Bitcoin’s chain analyst, Willy Woo, sees three reasons why a blow-off top in Bitcoin’s price is unlikely.

Despite the significant rise in the price of Bitcoin (BTC) in November, the price of Bitcoin is consolidating above $15,000, and the chain’s analyst, Willy Woo, says a price rise is unlikely for three main reasons.

The three factors are the increasing outflow of funds from exchanges, the rise in “HODLers”, and data showing that investors have already made profits.

According to Coinmarketcap, Bitcoin’s market capitalization is currently $286,937,402,262.

Bitcoin is moving from exchanges to individual wallets

According to Glassnode data, a large amount of Bitcoin was leaving the centralised exchanges at the end of October.

Woo says this metric is optimistic because it shows that investors are transferring funds from trading platforms into their personal purses. This indicates that users are maintaining their BTC as a long-term investment strategy.

Net flows of Bitcoin in the exchanges Source: Glassnode

The analyst pointed out that Bitcoin is the crypt currency that has shown the most outflows from exchanges in a single day in the last five years. He explained that:

“A ridiculous amount of coins were taken to individual purses. Analysing from afar, putting this into perspective, the largest single day’s transfer can be seen in this 5 year graph”.

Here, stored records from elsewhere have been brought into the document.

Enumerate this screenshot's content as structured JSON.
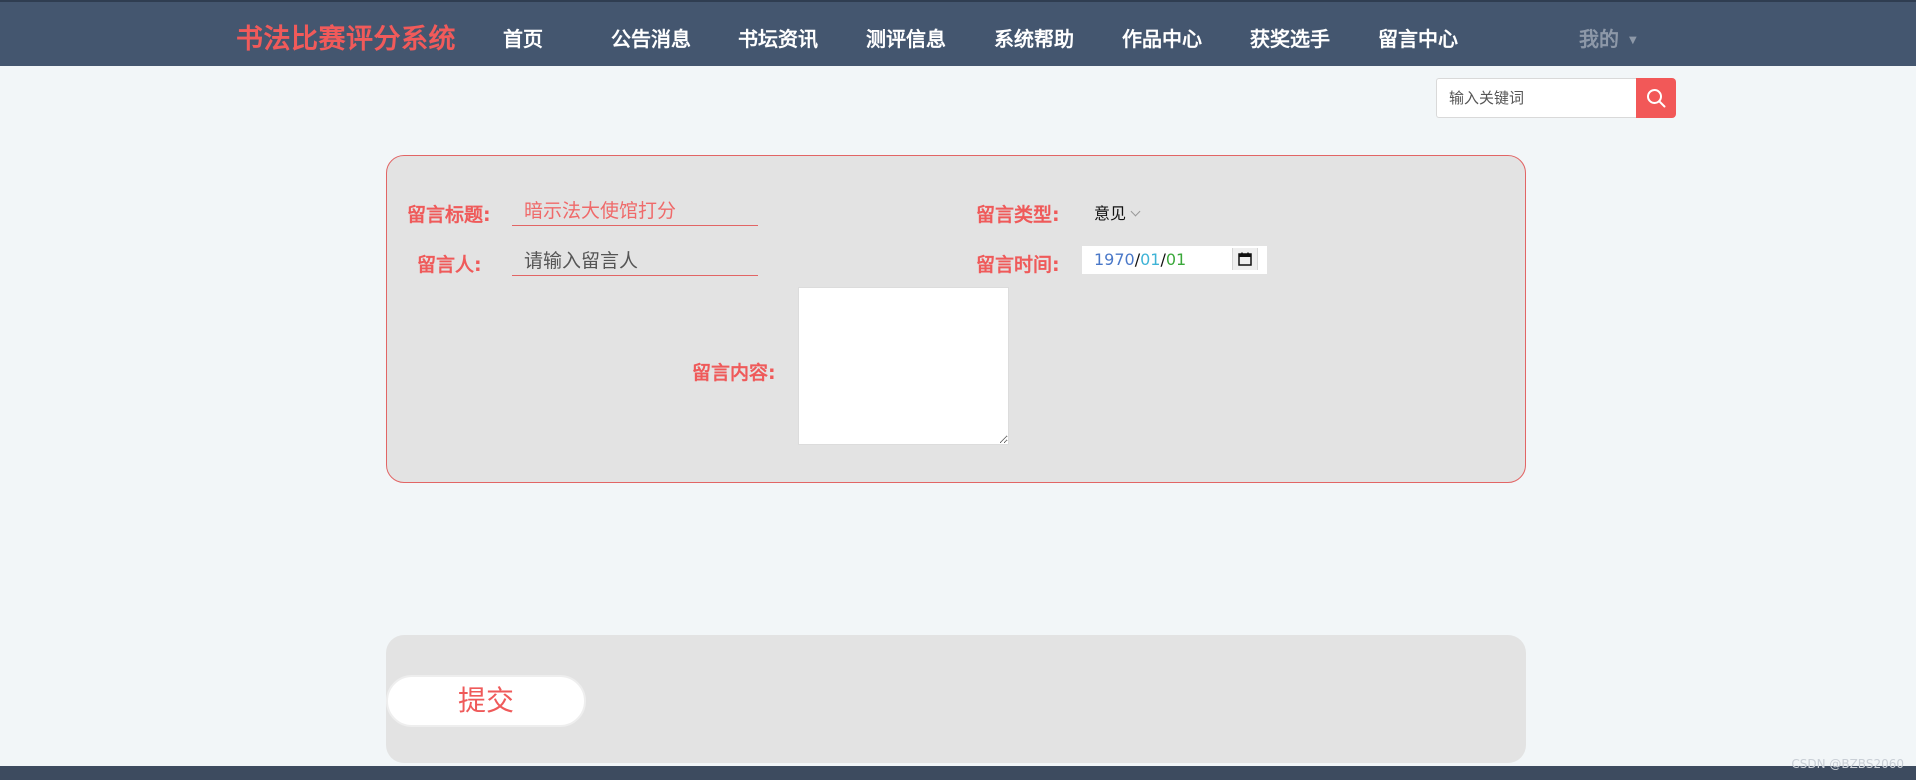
{
  "header": {
    "brand": "书法比赛评分系统",
    "nav": [
      "首页",
      "公告消息",
      "书坛资讯",
      "测评信息",
      "系统帮助",
      "作品中心",
      "获奖选手",
      "留言中心"
    ],
    "mine": "我的"
  },
  "search": {
    "placeholder": "输入关键词"
  },
  "form": {
    "title_label": "留言标题:",
    "title_placeholder": "暗示法大使馆打分",
    "type_label": "留言类型:",
    "type_value": "意见",
    "person_label": "留言人:",
    "person_placeholder": "请输入留言人",
    "time_label": "留言时间:",
    "date": {
      "year": "1970",
      "month": "01",
      "day": "01"
    },
    "content_label": "留言内容:"
  },
  "submit_label": "提交",
  "watermark": "CSDN @BZBS2060",
  "colors": {
    "navbar": "#44566f",
    "brand": "#f15a5a",
    "accent": "#f25858",
    "panel": "#e3e3e3",
    "page": "#f2f6f8"
  }
}
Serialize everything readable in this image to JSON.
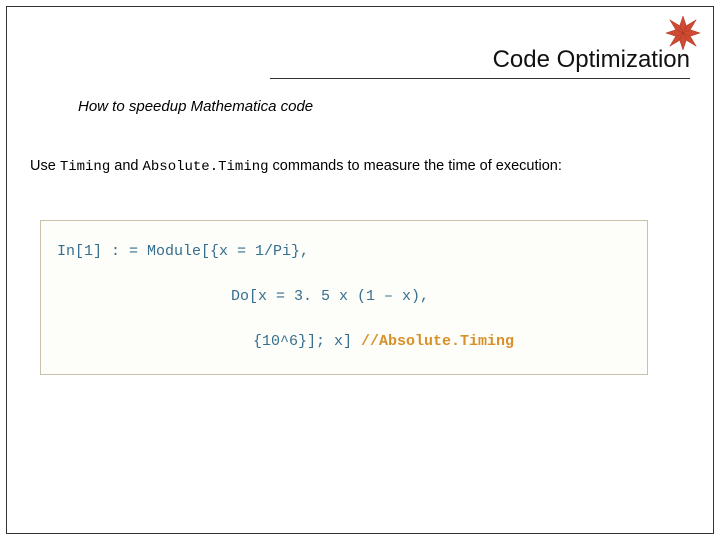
{
  "header": {
    "title": "Code Optimization",
    "logo_name": "mathematica-spikey-logo"
  },
  "subtitle": "How to speedup Mathematica code",
  "body": {
    "prefix": "Use ",
    "cmd1": "Timing",
    "mid": " and ",
    "cmd2": "Absolute.Timing",
    "suffix": " commands to measure the time of execution:"
  },
  "code": {
    "line1": "In[1] : = Module[{x = 1/Pi},",
    "line2": "Do[x = 3. 5 x (1 – x),",
    "line3_plain": "{10^6}]; x] ",
    "line3_postfix": "//Absolute.Timing"
  }
}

The number of “HODLers” is increasing

In the cryptomoney market, analysts have long referred to the News Spy forks as “HODLers”. That is, they tend to hold BTCs for long periods of time, often more than a year.

Before the sharp Bitcoin spike began, which led to new multi-year highs, Woo said that the number of Bitcoin HODLers was increasing significantly. It was the largest peak since October 2017, which was just months before the price of Bitcoin reached an all-time high in December. Woo noted that:

“Before this pumping, the influx of new HODLers seen in the blockchain was skyrocketing. I repeat, it was soaring, I’m not kidding. This amount of uptake was last seen in October 2017; that was a month before BTC entered its 2017 mania phase.”

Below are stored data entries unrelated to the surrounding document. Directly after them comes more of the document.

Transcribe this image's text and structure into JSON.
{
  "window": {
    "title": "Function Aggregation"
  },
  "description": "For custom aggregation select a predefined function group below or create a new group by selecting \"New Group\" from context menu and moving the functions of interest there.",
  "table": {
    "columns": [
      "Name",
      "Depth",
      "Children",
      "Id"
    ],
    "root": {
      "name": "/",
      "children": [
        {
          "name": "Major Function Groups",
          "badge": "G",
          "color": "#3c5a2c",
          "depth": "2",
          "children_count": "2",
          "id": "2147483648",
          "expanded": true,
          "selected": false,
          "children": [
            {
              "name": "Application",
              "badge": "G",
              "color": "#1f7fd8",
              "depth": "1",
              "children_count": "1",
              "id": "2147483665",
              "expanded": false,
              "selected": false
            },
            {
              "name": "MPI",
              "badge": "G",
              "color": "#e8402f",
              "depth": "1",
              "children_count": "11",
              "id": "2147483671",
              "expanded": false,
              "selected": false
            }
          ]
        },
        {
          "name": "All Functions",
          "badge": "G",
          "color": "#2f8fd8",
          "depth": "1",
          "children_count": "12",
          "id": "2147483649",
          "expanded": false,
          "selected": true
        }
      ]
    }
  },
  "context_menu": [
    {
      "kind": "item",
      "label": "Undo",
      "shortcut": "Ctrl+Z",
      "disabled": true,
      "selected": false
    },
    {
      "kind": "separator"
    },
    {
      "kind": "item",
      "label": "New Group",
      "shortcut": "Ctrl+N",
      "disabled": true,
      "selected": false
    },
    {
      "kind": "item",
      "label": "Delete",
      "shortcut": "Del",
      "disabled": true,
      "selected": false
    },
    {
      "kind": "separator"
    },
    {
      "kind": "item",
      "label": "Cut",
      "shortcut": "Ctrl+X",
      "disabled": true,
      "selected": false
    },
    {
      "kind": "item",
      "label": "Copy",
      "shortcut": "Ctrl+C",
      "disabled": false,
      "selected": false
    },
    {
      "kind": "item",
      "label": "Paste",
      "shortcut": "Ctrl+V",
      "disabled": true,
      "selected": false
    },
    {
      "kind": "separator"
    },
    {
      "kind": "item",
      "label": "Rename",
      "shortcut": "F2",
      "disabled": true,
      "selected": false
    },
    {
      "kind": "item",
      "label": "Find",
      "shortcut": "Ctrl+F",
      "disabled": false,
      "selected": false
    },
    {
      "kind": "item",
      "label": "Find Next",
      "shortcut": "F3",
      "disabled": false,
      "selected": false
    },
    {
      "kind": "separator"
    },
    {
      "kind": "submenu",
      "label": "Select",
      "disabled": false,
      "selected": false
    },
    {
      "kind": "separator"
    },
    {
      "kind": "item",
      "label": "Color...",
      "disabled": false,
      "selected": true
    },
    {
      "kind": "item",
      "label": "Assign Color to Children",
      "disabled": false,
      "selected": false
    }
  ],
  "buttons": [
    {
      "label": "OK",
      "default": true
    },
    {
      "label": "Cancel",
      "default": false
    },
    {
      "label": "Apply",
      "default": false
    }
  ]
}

The high number of HODLers is an important metric because it shows the genuine retail demand behind the uptrend. A rising Bitcoin price rally could be vulnerable to a major setback if it is led primarily by the futures market.

Less risk of a deep correction

The Bitcoin Spent Production Rate (SOPR) is an indicator that shows whether investors are taking advantage of their unrealised gains.

The Glassnode data shows that a fairly high number of investors benefited in the last week. This shows that the threat of a major setback in profit taking is less because investors have already started to realize their profits while these currencies have been absorbed by market buyers.

Bitcoin SOPR indicator. Source: Glassnode

Based on the three data points, Woo emphasized that he does not see a blow-off top coming. The term “blow-off top” refers to a technical formation in which the price of an asset decreases sharply after reaching a high level of resistance. Woo wrote:

“General conclusion: A blow-off top is not expected. Waiting for a consolidation to be completed, and then more upward action”.

In the short term, the risk to Bitcoin’s current bullish rally remains the crowded derivatives market. Hence, analysts expect some consolidation but not a deep correction, at least for now.